En ce qui concerne la protection contre les maladies cardiovasculaires, une étude en double aveugle contre placebo a montré que la prise de quatre grammes de curcumine par jour n’améliorait pas le taux de cholestérol. En revanche, des études sur des rats de laboratoire ont permis d’observer des améliorations.

Ses effets supposés sur le cancer ne semblent pas non plus prouvés. Une étude menée chez des patients atteints de cancer du côlon a montré une bonne tolérance à des doses élevées de curcuma, mais une biodisponibilité médiocre, c’est-à-dire que le curcuma est mal absorbé.

D’autres études menées sur des patients atteints de cancer du sein et de la prostate font état de bénéfices possibles, mais ceux-ci ne sont pas confirmés et nécessitent d’autres études pour consolider l’association possible.

Une autre étude portant sur 50 patients atteints de stéatose hépatique, répartis entre un groupe prenant 1,5 g de curcuma par jour et un autre groupe recevant un placebo, n’a révélé aucune différence. Si les deux groupes ont connu des améliorations, celles-ci étaient dues à des changements de mode de vie et non au curcuma.

Risque de lésions hépatiques

D’autre part, l’utilisation de suppléments de curcumine peut être contre-indiquée chez certaines personnes ayant déjà eu des problèmes de foie, comme l’indiquent plusieurs cas d’hépatite en Italie associés à l’utilisation du curcuma à des fins médicinales.
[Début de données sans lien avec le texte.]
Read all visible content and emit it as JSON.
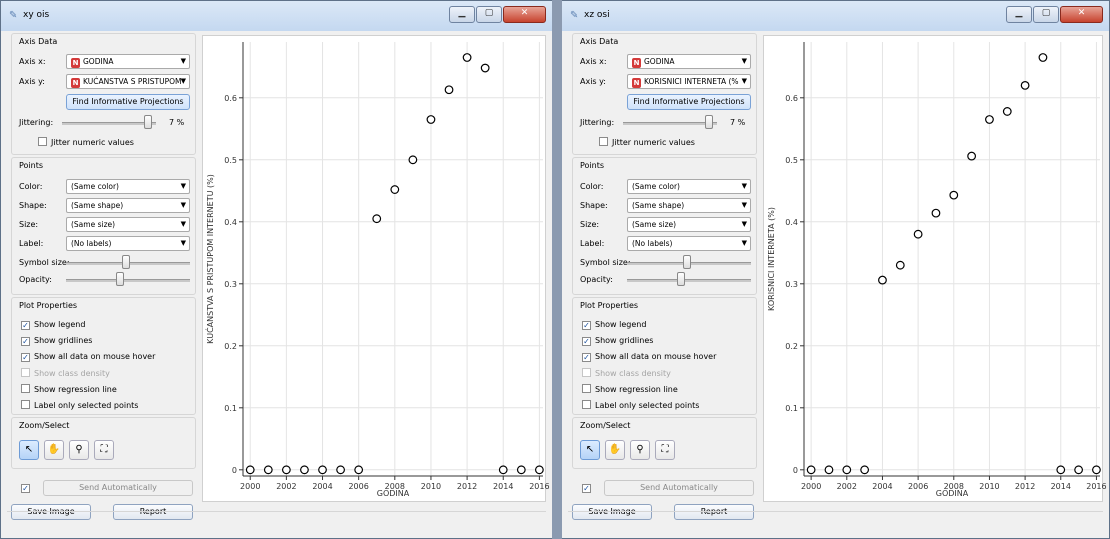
{
  "windows": [
    {
      "title": "xy ois",
      "axis_data": {
        "section_title": "Axis Data",
        "axis_x_label": "Axis x:",
        "axis_x_value": "GODINA",
        "axis_y_label": "Axis y:",
        "axis_y_value": "KUĆANSTVA S PRISTUPOM",
        "find_button": "Find Informative Projections",
        "jittering_label": "Jittering:",
        "jittering_value": "7 %",
        "jitter_numeric": "Jitter numeric values"
      },
      "points": {
        "section_title": "Points",
        "color_label": "Color:",
        "color_value": "(Same color)",
        "shape_label": "Shape:",
        "shape_value": "(Same shape)",
        "size_label": "Size:",
        "size_value": "(Same size)",
        "label_label": "Label:",
        "label_value": "(No labels)",
        "symbol_size_label": "Symbol size:",
        "opacity_label": "Opacity:"
      },
      "plot_properties": {
        "section_title": "Plot Properties",
        "show_legend": "Show legend",
        "show_gridlines": "Show gridlines",
        "show_all_data": "Show all data on mouse hover",
        "show_class_density": "Show class density",
        "show_regression": "Show regression line",
        "label_selected": "Label only selected points"
      },
      "zoom_select": {
        "section_title": "Zoom/Select"
      },
      "send_automatically": "Send Automatically",
      "save_image": "Save Image",
      "report": "Report",
      "chart_data": {
        "type": "scatter",
        "xlabel": "GODINA",
        "ylabel": "KUĆANSTVA S PRISTUPOM INTERNETU (%)",
        "xlim": [
          1999.6,
          2016.2
        ],
        "ylim": [
          -0.01,
          0.69
        ],
        "x_ticks": [
          "2000",
          "2002",
          "2004",
          "2006",
          "2008",
          "2010",
          "2012",
          "2014",
          "2016"
        ],
        "y_ticks": [
          "0",
          "0.1",
          "0.2",
          "0.3",
          "0.4",
          "0.5",
          "0.6"
        ],
        "grid": true,
        "x": [
          2000,
          2001,
          2002,
          2003,
          2004,
          2005,
          2006,
          2007,
          2008,
          2009,
          2010,
          2011,
          2012,
          2013,
          2014,
          2015,
          2016
        ],
        "y": [
          0,
          0,
          0,
          0,
          0,
          0,
          0,
          0.405,
          0.452,
          0.5,
          0.565,
          0.613,
          0.665,
          0.648,
          0,
          0,
          0
        ]
      }
    },
    {
      "title": "xz osi",
      "axis_data": {
        "section_title": "Axis Data",
        "axis_x_label": "Axis x:",
        "axis_x_value": "GODINA",
        "axis_y_label": "Axis y:",
        "axis_y_value": "KORISNICI INTERNETA (%",
        "find_button": "Find Informative Projections",
        "jittering_label": "Jittering:",
        "jittering_value": "7 %",
        "jitter_numeric": "Jitter numeric values"
      },
      "points": {
        "section_title": "Points",
        "color_label": "Color:",
        "color_value": "(Same color)",
        "shape_label": "Shape:",
        "shape_value": "(Same shape)",
        "size_label": "Size:",
        "size_value": "(Same size)",
        "label_label": "Label:",
        "label_value": "(No labels)",
        "symbol_size_label": "Symbol size:",
        "opacity_label": "Opacity:"
      },
      "plot_properties": {
        "section_title": "Plot Properties",
        "show_legend": "Show legend",
        "show_gridlines": "Show gridlines",
        "show_all_data": "Show all data on mouse hover",
        "show_class_density": "Show class density",
        "show_regression": "Show regression line",
        "label_selected": "Label only selected points"
      },
      "zoom_select": {
        "section_title": "Zoom/Select"
      },
      "send_automatically": "Send Automatically",
      "save_image": "Save Image",
      "report": "Report",
      "chart_data": {
        "type": "scatter",
        "xlabel": "GODINA",
        "ylabel": "KORISNICI INTERNETA (%)",
        "xlim": [
          1999.6,
          2016.2
        ],
        "ylim": [
          -0.01,
          0.69
        ],
        "x_ticks": [
          "2000",
          "2002",
          "2004",
          "2006",
          "2008",
          "2010",
          "2012",
          "2014",
          "2016"
        ],
        "y_ticks": [
          "0",
          "0.1",
          "0.2",
          "0.3",
          "0.4",
          "0.5",
          "0.6"
        ],
        "grid": true,
        "x": [
          2000,
          2001,
          2002,
          2003,
          2004,
          2005,
          2006,
          2007,
          2008,
          2009,
          2010,
          2011,
          2012,
          2013,
          2014,
          2015,
          2016
        ],
        "y": [
          0,
          0,
          0,
          0,
          0.306,
          0.33,
          0.38,
          0.414,
          0.443,
          0.506,
          0.565,
          0.578,
          0.62,
          0.665,
          0,
          0,
          0
        ]
      }
    }
  ]
}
Le nombre de cas signalés et leur coïncidence, puisque la majorité d’entre eux concernaient des personnes ayant déjà souffert d’une maladie du foie, ont conduit le ministère italien de la santé à interdire toute allégation des effets bénéfiques du curcuma sur l’étiquette des compléments alimentaires contenant des ingrédients dérivés du Curcuma longa.

Il rend également obligatoire la mention suivante sur l'emballage de ces produits : « en cas d’anomalies hépatiques ou biliaires ou de calculs des voies biliaires, l’utilisation du produit est déconseillée ».
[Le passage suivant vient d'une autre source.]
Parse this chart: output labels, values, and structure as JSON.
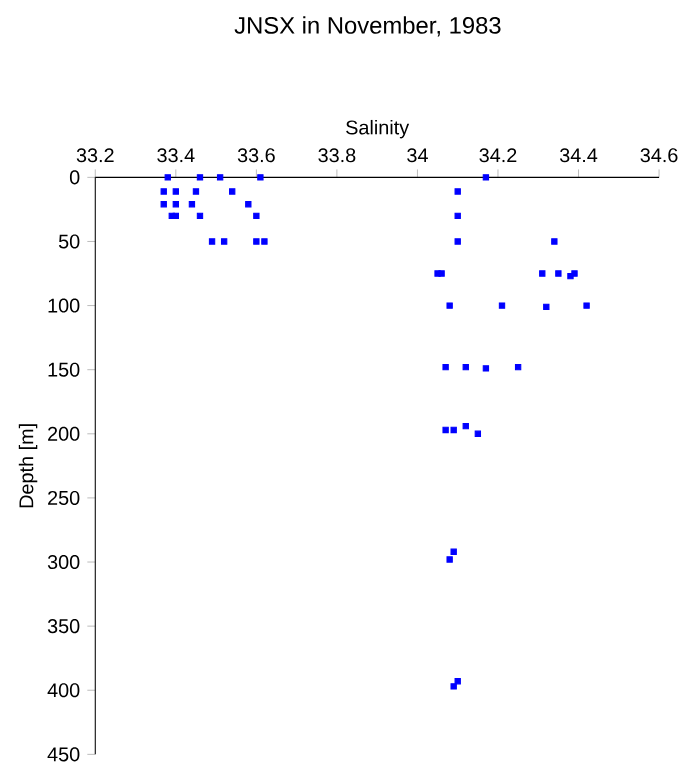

En outre, le curcuma ne doit pas être utilisé pendant la grossesse et l’allaitement, car ses métabolites sont transmis aux bébés par le lait maternel. Il est également déconseillé aux enfants de moins de 18 ans, car il bloque l’assimilation du fer contenu dans les aliments.

L’Agence européenne de sécurité des aliments (EFSA) a réévalué le curcuma en tant qu’additif (E-100) et a déterminé, à la lumière des événements susmentionnés, une quantité maximale par jour, basée sur le poids, qu’il est sain de consommer. Cette quantité est de 210 mg/jour pour un adulte pesant 70 kg.